The Merry-Go-Round – The Definitive Collection

Außergewöhnlich guten Geschmack bewies die Folk-Rock-Band Fairport Convention bei “ What We Did On Our Holidays“ mit der Auswahl so obskurer Bob-Dylan- und Joni-Mitchell-Kompositionen wie „I’ll Keep It With Mine“ und „Eastern Rain“. Noch ungenierter hatte man guten Geschmack demonstriert, als man sich ein Jahr vorher für das Debüt neben Dylan-und Mitchell-Songs bei den Vorlagen großer Kompositionen von vergleichsweise unbekannten Namen wie Leonard Cohen, Tim Buckley, Harvey Brooks und Emitt Rhodes annahm. Das von Ian Matthews gesungene „Time Will Show The Wiser“ war ein bravouröser Einstand, bei dem Gitarrist Richard Thompson und Duett-Partnerin Judy Dyble eine richtig gute Figur machten.

Was damals hierzulande mit Sicherheit kaum jemand wußte: Das vom kalifornischen Quartett The Merry-Go-Round gelieferte Original war eine mindestens so superbe Aufnahme mit einigen der wunderschönsten Harmoniegesänge diesseits von Beach Boys, Beatles, Beau Brummeis und Byrds.

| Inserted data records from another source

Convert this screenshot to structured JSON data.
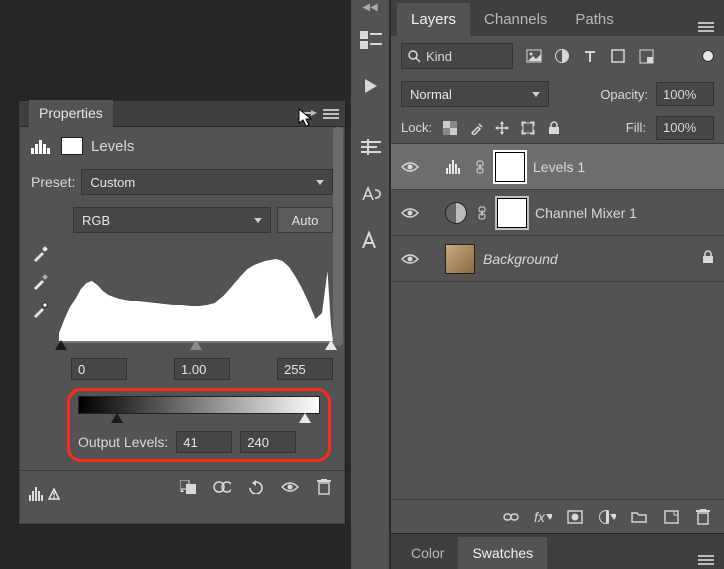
{
  "properties": {
    "panel_title": "Properties",
    "adjustment_title": "Levels",
    "preset_label": "Preset:",
    "preset_value": "Custom",
    "channel_value": "RGB",
    "auto_label": "Auto",
    "input_shadow": "0",
    "input_mid": "1.00",
    "input_highlight": "255",
    "output_label": "Output Levels:",
    "output_shadow": "41",
    "output_highlight": "240"
  },
  "layers_panel": {
    "tabs": [
      "Layers",
      "Channels",
      "Paths"
    ],
    "active_tab": 0,
    "filter_kind": "Kind",
    "blend_mode": "Normal",
    "opacity_label": "Opacity:",
    "opacity_value": "100%",
    "lock_label": "Lock:",
    "fill_label": "Fill:",
    "fill_value": "100%",
    "layers": [
      {
        "name": "Levels 1",
        "type": "levels",
        "visible": true,
        "selected": true
      },
      {
        "name": "Channel Mixer 1",
        "type": "channelmixer",
        "visible": true,
        "selected": false
      },
      {
        "name": "Background",
        "type": "image",
        "visible": true,
        "locked": true,
        "italic": true
      }
    ]
  },
  "color_swatches": {
    "tabs": [
      "Color",
      "Swatches"
    ],
    "active_tab": 1
  }
}
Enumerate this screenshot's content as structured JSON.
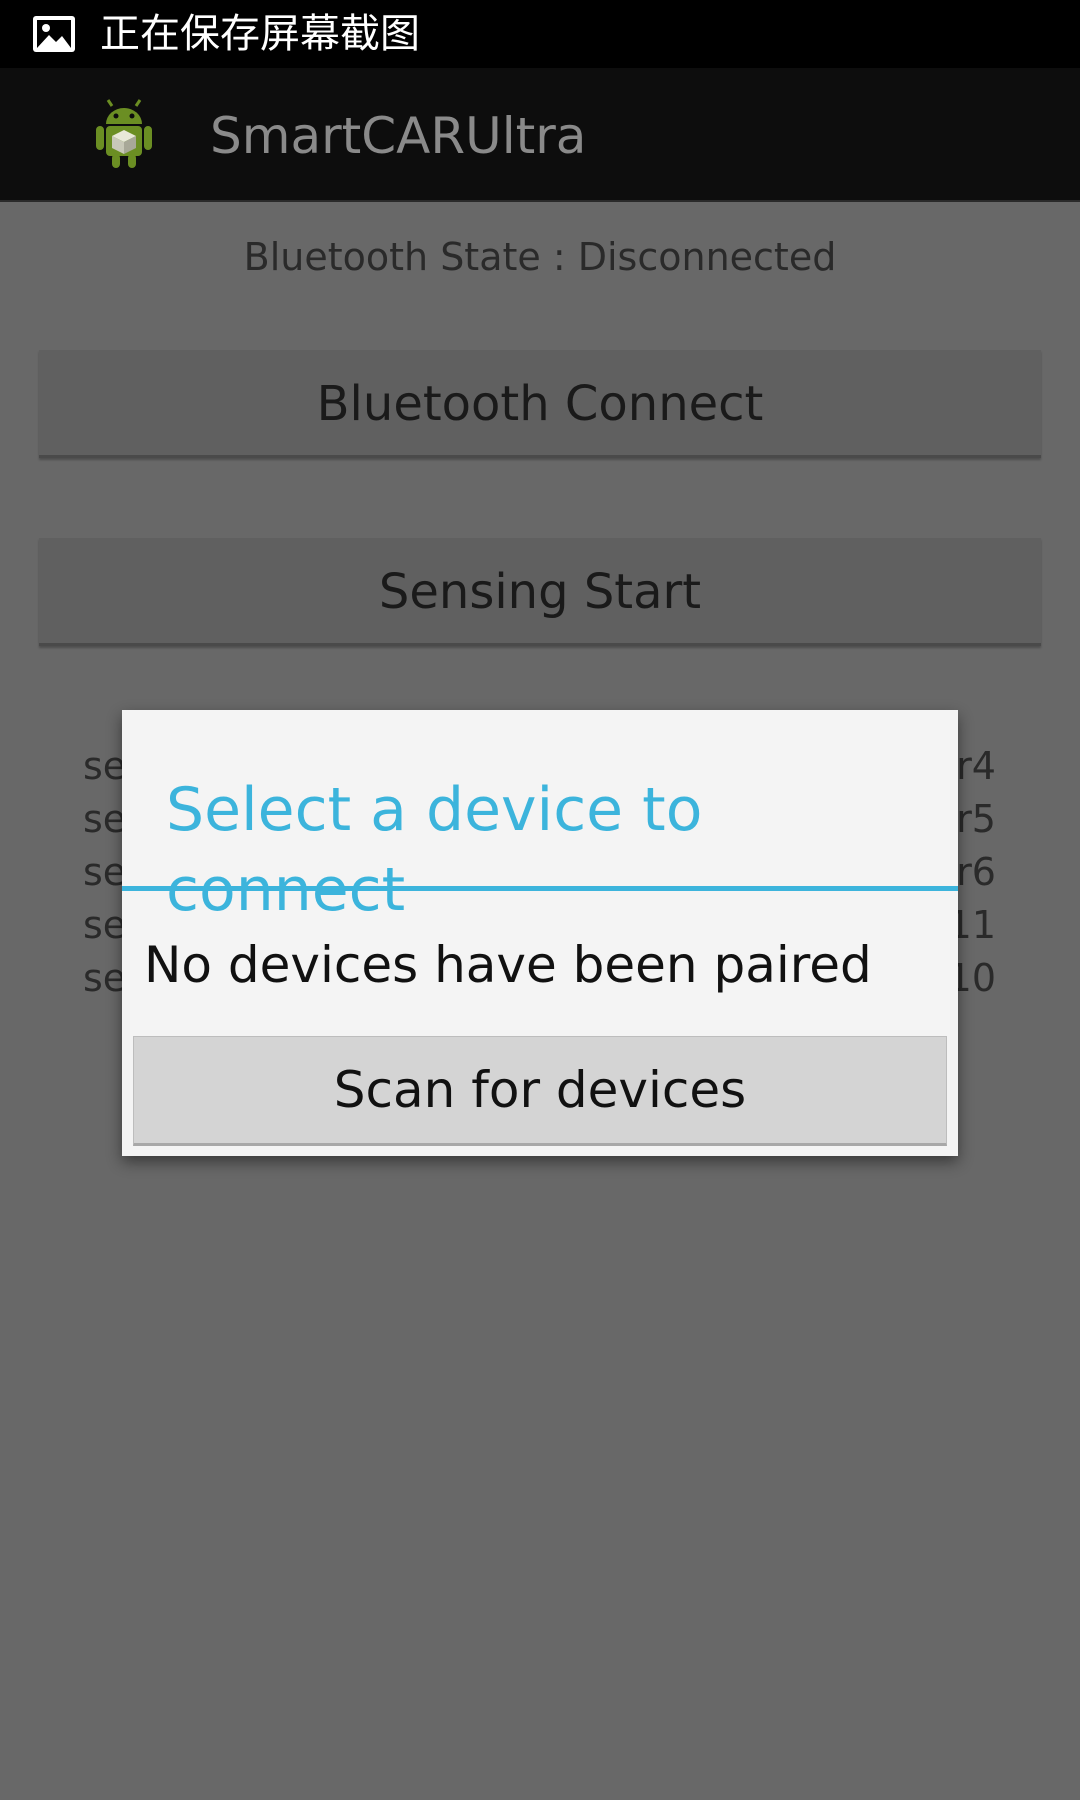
{
  "status_bar": {
    "notification_text": "正在保存屏幕截图",
    "icon": "image-icon"
  },
  "action_bar": {
    "app_icon": "android-icon",
    "title": "SmartCARUltra"
  },
  "main": {
    "bluetooth_state": "Bluetooth State : Disconnected",
    "connect_button": "Bluetooth Connect",
    "sensing_button": "Sensing Start",
    "sensor_rows": [
      {
        "left": "se",
        "right": "r4"
      },
      {
        "left": "se",
        "right": "r5"
      },
      {
        "left": "se",
        "right": "r6"
      },
      {
        "left": "se",
        "right": "11"
      },
      {
        "left": "se",
        "right": "10"
      }
    ]
  },
  "dialog": {
    "title": "Select a device to connect",
    "message": "No devices have been paired",
    "scan_button": "Scan for devices",
    "accent_color": "#3cb4dc"
  }
}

Schlagzeuger und Baßgitarrist hatten 1966 vorher eine Zeitlang in der ersten Gene Clark Band „volontiert“, zu hören auch auf der LP mit den Gosdin Brothers. „Rubber Soul“ hatte bei allen vier sehr nachhaltigen Eindruck hinterlassen, Leadgitarrist Gary Kato aber nicht davon abgehalten, eine ziemlich originelle eigene Spielweise zu entwickeln. Er tat sich mit Emitt Rhodes, Kumpel an derselben Schule (beide erst 16, aber da hatte Rhodes längst eine ganze Reihe Songs geschrieben), zusammen.

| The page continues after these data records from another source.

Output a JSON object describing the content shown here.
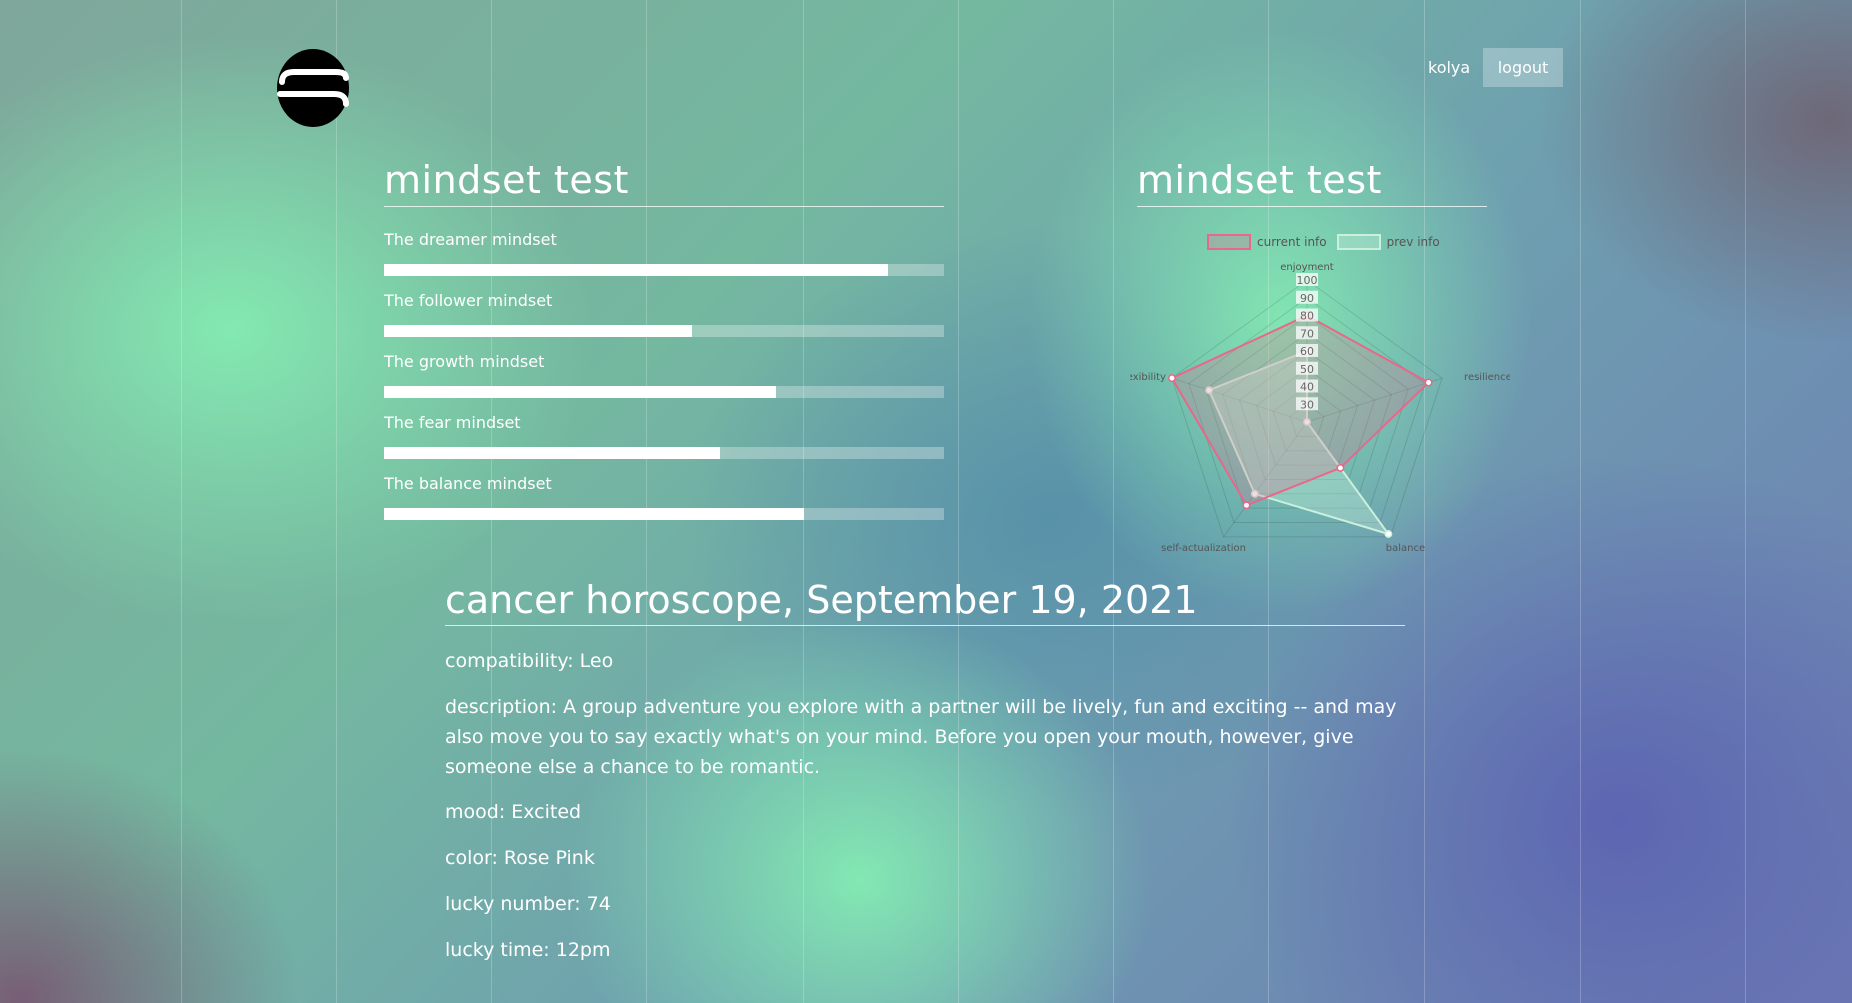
{
  "header": {
    "logo_icon": "s-logo-icon",
    "username": "kolya",
    "logout_label": "logout"
  },
  "mindset_bars": {
    "title": "mindset test",
    "items": [
      {
        "label": "The dreamer mindset",
        "value": 0.9
      },
      {
        "label": "The follower mindset",
        "value": 0.55
      },
      {
        "label": "The growth mindset",
        "value": 0.7
      },
      {
        "label": "The fear mindset",
        "value": 0.6
      },
      {
        "label": "The balance mindset",
        "value": 0.75
      }
    ]
  },
  "mindset_radar": {
    "title": "mindset test",
    "legend": [
      {
        "label": "current info",
        "border": "#e8678a",
        "fill": "rgba(232,103,138,0.25)"
      },
      {
        "label": "prev info",
        "border": "#c9f0dc",
        "fill": "rgba(201,240,220,0.35)"
      }
    ]
  },
  "chart_data": {
    "type": "radar",
    "axes": [
      "enjoyment",
      "resilience",
      "balance",
      "self-actualization",
      "flexibility"
    ],
    "r_ticks": [
      "30",
      "40",
      "50",
      "60",
      "70",
      "80",
      "90",
      "100"
    ],
    "rlim": [
      20,
      100
    ],
    "series": [
      {
        "name": "current info",
        "values": [
          80,
          92,
          52,
          78,
          100
        ],
        "color": "#e8678a"
      },
      {
        "name": "prev info",
        "values": [
          60,
          20,
          98,
          70,
          78
        ],
        "color": "#cfeee0"
      }
    ]
  },
  "horoscope": {
    "title": "cancer horoscope, September 19, 2021",
    "compatibility": "compatibility: Leo",
    "description": "description: A group adventure you explore with a partner will be lively, fun and exciting -- and may also move you to say exactly what's on your mind. Before you open your mouth, however, give someone else a chance to be romantic.",
    "mood": "mood: Excited",
    "color": "color: Rose Pink",
    "lucky_number": "lucky number: 74",
    "lucky_time": "lucky time: 12pm"
  }
}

Für A&M war das Quartett eine so vielversprechende Investition wie Buffalo Springfield für Atlantic oder Love für Elektra. In Los Angeles katapultierte die Debüt-Single „Live“ Merry-Go-Round auf Anhieb an die Spitze der örtlichen Hitparaden. Die B-Seite mit den rückwärts gespielten Gitarren – Produzent und Tonmann trauten sich was – war so erstklassig realisiert, daß Fairport Convention auf dieses tolle Stück Pop-Ballade aufmerksam wurden. Vielleicht noch größer war das auch als Single veröffentlichte „You’re A Very Lovely Woman“, noch so eine Hommage von Emitt Rhodes an sein Idol Paul McCartney, hier eine große an den von „For No One“.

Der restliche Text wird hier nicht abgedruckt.